In December of 2013, the country sold US$48 billion worth of United States treasuries. The move reduced liquidity, but only under the assumption that dollars are exchanged back into yuan.
In January of 2014, banks loaned US$218 billion to consumers: the largest amount ever and an action which substantially raised liquidity.
The Future of China’s Yuan? Uncertain
These bizarre actions have alarmed forex traders and investors because they highlight a weakness in the Chinese economic system.
Since the beginning of the country’s growth story, the yuan has been rising against the U.S. Dollar as more money flowed into China. This was fine until the economic crisis of 2007/8. At this point, the western world stopped buying Chinese manufactured products.
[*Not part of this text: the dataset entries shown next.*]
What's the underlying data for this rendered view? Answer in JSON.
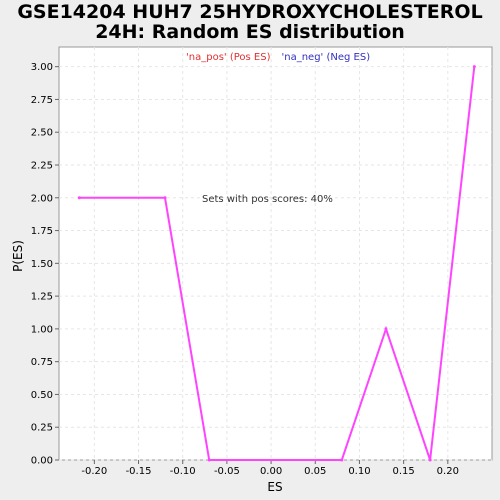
{
  "title_lines": [
    "GSE14204 HUH7 25HYDROXYCHOLESTEROL",
    "24H: Random ES distribution"
  ],
  "chart_data": {
    "type": "line",
    "title": "GSE14204 HUH7 25HYDROXYCHOLESTEROL 24H: Random ES distribution",
    "xlabel": "ES",
    "ylabel": "P(ES)",
    "xlim": [
      -0.24,
      0.25
    ],
    "ylim": [
      0,
      3.15
    ],
    "x_ticks": [
      -0.2,
      -0.15,
      -0.1,
      -0.05,
      0.0,
      0.05,
      0.1,
      0.15,
      0.2
    ],
    "x_tick_labels": [
      "-0.20",
      "-0.15",
      "-0.10",
      "-0.05",
      "0.00",
      "0.05",
      "0.10",
      "0.15",
      "0.20"
    ],
    "y_ticks": [
      0,
      0.25,
      0.5,
      0.75,
      1.0,
      1.25,
      1.5,
      1.75,
      2.0,
      2.25,
      2.5,
      2.75,
      3.0
    ],
    "y_tick_labels": [
      "0.00",
      "0.25",
      "0.50",
      "0.75",
      "1.00",
      "1.25",
      "1.50",
      "1.75",
      "2.00",
      "2.25",
      "2.50",
      "2.75",
      "3.00"
    ],
    "grid": true,
    "legend": [
      {
        "label": "'na_pos' (Pos ES)",
        "color": "#e03030"
      },
      {
        "label": "'na_neg' (Neg ES)",
        "color": "#3030c0"
      }
    ],
    "legend_position": "top-center",
    "annotation": "Sets with pos scores: 40%",
    "series": [
      {
        "color": "#ff44ff",
        "x": [
          -0.217,
          -0.12,
          -0.07,
          0.08,
          0.13,
          0.18,
          0.23
        ],
        "y": [
          2.0,
          2.0,
          0.0,
          0.0,
          1.0,
          0.0,
          3.0
        ]
      }
    ]
  }
}
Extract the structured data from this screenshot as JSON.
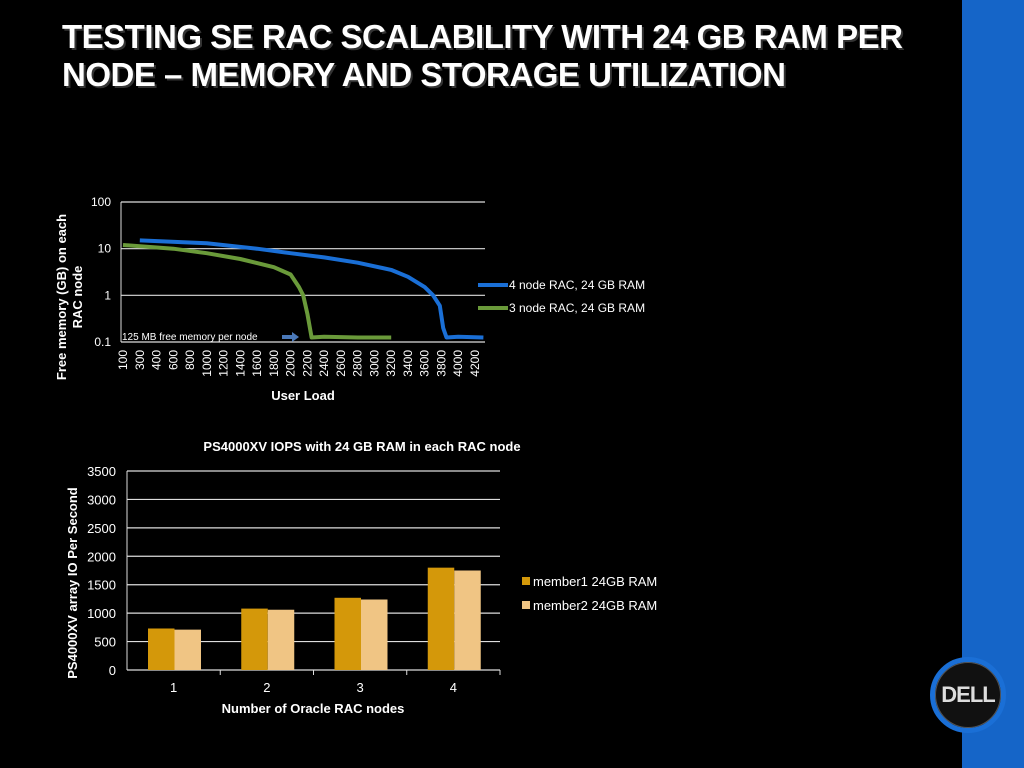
{
  "title": "TESTING SE RAC SCALABILITY WITH 24 GB RAM PER NODE – MEMORY AND STORAGE UTILIZATION",
  "logo": "DELL",
  "chart_data": [
    {
      "type": "line",
      "title": "",
      "xlabel": "User Load",
      "ylabel": "Free memory (GB) on each RAC node",
      "yscale": "log",
      "ylim": [
        0.1,
        100
      ],
      "yticks": [
        "100",
        "10",
        "1",
        "0.1"
      ],
      "categories": [
        "100",
        "300",
        "400",
        "600",
        "800",
        "1000",
        "1200",
        "1400",
        "1600",
        "1800",
        "2000",
        "2200",
        "2400",
        "2600",
        "2800",
        "3000",
        "3200",
        "3400",
        "3600",
        "3800",
        "4000",
        "4200"
      ],
      "annotation": "125 MB free memory per node",
      "grid": true,
      "legend": "right",
      "series": [
        {
          "name": "4 node RAC, 24 GB RAM",
          "color": "#1a6fd6",
          "x": [
            300,
            1000,
            1600,
            2000,
            2400,
            2800,
            3200,
            3400,
            3600,
            3700,
            3780,
            3820,
            3860,
            4000,
            4300
          ],
          "y": [
            15,
            13,
            10,
            8,
            6.5,
            5,
            3.5,
            2.5,
            1.5,
            1,
            0.6,
            0.2,
            0.125,
            0.13,
            0.125
          ]
        },
        {
          "name": "3 node RAC, 24 GB RAM",
          "color": "#6a9a3a",
          "x": [
            100,
            600,
            1000,
            1400,
            1800,
            2000,
            2100,
            2150,
            2200,
            2250,
            2400,
            2800,
            3200
          ],
          "y": [
            12,
            10,
            8,
            6,
            4,
            2.8,
            1.5,
            1,
            0.4,
            0.125,
            0.13,
            0.125,
            0.125
          ]
        }
      ]
    },
    {
      "type": "bar",
      "title": "PS4000XV IOPS with 24 GB RAM in each RAC node",
      "xlabel": "Number of Oracle RAC nodes",
      "ylabel": "PS4000XV  array IO Per Second",
      "ylim": [
        0,
        3500
      ],
      "yticks": [
        "3500",
        "3000",
        "2500",
        "2000",
        "1500",
        "1000",
        "500",
        "0"
      ],
      "categories": [
        "1",
        "2",
        "3",
        "4"
      ],
      "grid": true,
      "legend": "right",
      "series": [
        {
          "name": "member1 24GB RAM",
          "color": "#d4980a",
          "values": [
            730,
            1080,
            1270,
            1800
          ]
        },
        {
          "name": "member2 24GB RAM",
          "color": "#f0c584",
          "values": [
            710,
            1060,
            1240,
            1750
          ]
        }
      ]
    }
  ]
}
Beijing had to force growth to prevent social unrest and unemployment. Therefore, a huge stimulus package worth US$600 billion was introduced in 2008. Money went toward infrastructure projects such as roads, airports, and trains. This created jobs… at least for a while.
The plan worked as low unemployment and high GDP growth continued throughout the following years. But the issue is that China invested in developing fixed assets which produce no cash flow and are unsustainable.
Once projects were completed, the country had the same problem as it did at the beginning of the financial crisis.
China’s Unpoppable Bubble
This leaves Chinese authorities in an awkward position. The bubble cannot suddenly pop because the resulting unrest would cause the same problem Beijing wants to avoid. They also realize the current path of infrastructure-led growth cannot last forever.
As a result, China decided to focus on what worked well to begin with: global trade. The renminbi must fall against the dollar because of this.
However, there’s another problem. Land prices and wages in China have both risen to record levels because of the U.S. Federal Reserve’s quantitative easing program.
Further inflation would not only multiply this issue, but make manufacturing in China even less competitive compared to countries such as Vietnam and Mexico than it is already. It defeats the purpose of solving their problems though an increase in trade,
All of this explains the odd moves which seem like an attempt to achieve two different goals at one time. To cheapen their currency, China must exchange yuan into dollars. But assets must be sold and converted into dollars to prevent inflation.
The delicate balancing act that investors are noticing implies an uncertainty in whether the renminbi will rise or fall. Forex traders should be cautious.